A psychiatrist she knows takes meditation breaks now and then during his practice to regroup during stressful times. She does, too, on occasion and finds it is a way to refresh and return to her life with a better attitude and feeling better.

It’s a great way to quiet the mind, she said.

“Meditation is especially good to help with anxiety or depression disorder,” she said.

Quiet the mind

Daniel emphasized those with serious medical problems should consult a physician, rather than try meditation first, but meditation in conjunction with medications and other therapy can work wonders.

Meditation is different for everyone, but Daniel said one thing all the various techniques have in common is to seek a quiet place within the mind.

“Some people start with prayer,” she said. “Some people have to be in a dark room. Some people can do it in a park. People find their own way to get into that quiet place within themselves.”
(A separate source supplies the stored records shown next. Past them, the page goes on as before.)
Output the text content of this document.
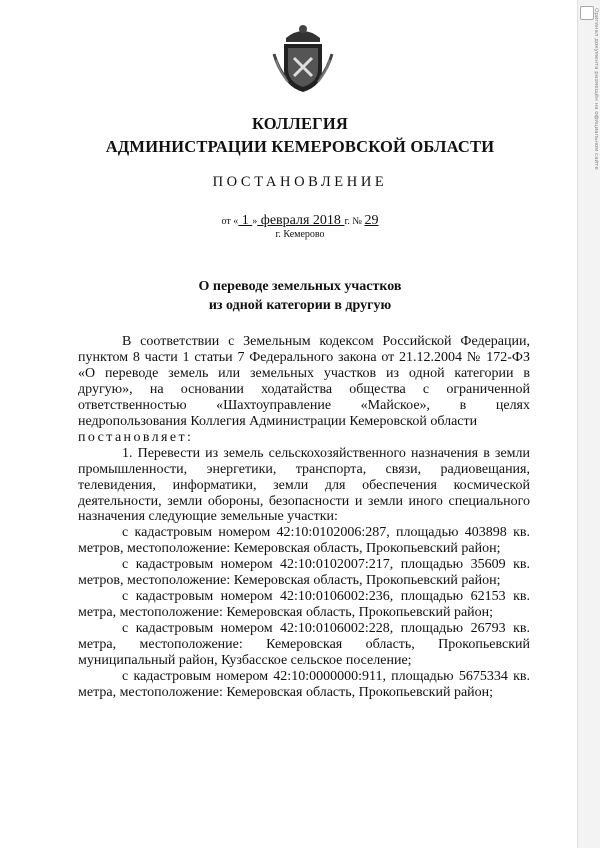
КОЛЛЕГИЯ
АДМИНИСТРАЦИИ КЕМЕРОВСКОЙ ОБЛАСТИ
ПОСТАНОВЛЕНИЕ
от « 1 » февраля 2018 г. № 29
г. Кемерово
О переводе земельных участков
из одной категории в другую

В соответствии с Земельным кодексом Российской Федерации, пунктом 8 части 1 статьи 7 Федерального закона от 21.12.2004 № 172-ФЗ «О переводе земель или земельных участков из одной категории в другую», на основании ходатайства общества с ограниченной ответственностью «Шахтоуправление «Майское», в целях недропользования Коллегия Администрации Кемеровской области

постановляет:

1. Перевести из земель сельскохозяйственного назначения в земли промышленности, энергетики, транспорта, связи, радиовещания, телевидения, информатики, земли для обеспечения космической деятельности, земли обороны, безопасности и земли иного специального назначения следующие земельные участки:

с кадастровым номером 42:10:0102006:287, площадью 403898 кв. метров, местоположение: Кемеровская область, Прокопьевский район;

с кадастровым номером 42:10:0102007:217, площадью 35609 кв. метров, местоположение: Кемеровская область, Прокопьевский район;

с кадастровым номером 42:10:0106002:236, площадью 62153 кв. метра, местоположение: Кемеровская область, Прокопьевский район;

с кадастровым номером 42:10:0106002:228, площадью 26793 кв. метра, местоположение: Кемеровская область, Прокопьевский муниципальный район, Кузбасское сельское поселение;

с кадастровым номером 42:10:0000000:911, площадью 5675334 кв. метра, местоположение: Кемеровская область, Прокопьевский район;

Оригинал документа размещён на официальном сайте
To achieve the most with meditation, Daniel advised doing it on a daily basis, even if only for five minutes, and to be consistent with it. It’s going to take some time to learn how to quiet your mind, she said.

To begin, she said, sit in a comfortable position for you. The classic position thought of for transcendental meditation is sitting cross-legged, but Daniel said any position is fine.”

So in the end, here’s another health professional using meditation to benefit her patients. Maybe we should all prescribe a healthy dose of lovingkindness and let that meditation bestow it’s benefits on all the relationships in our lives.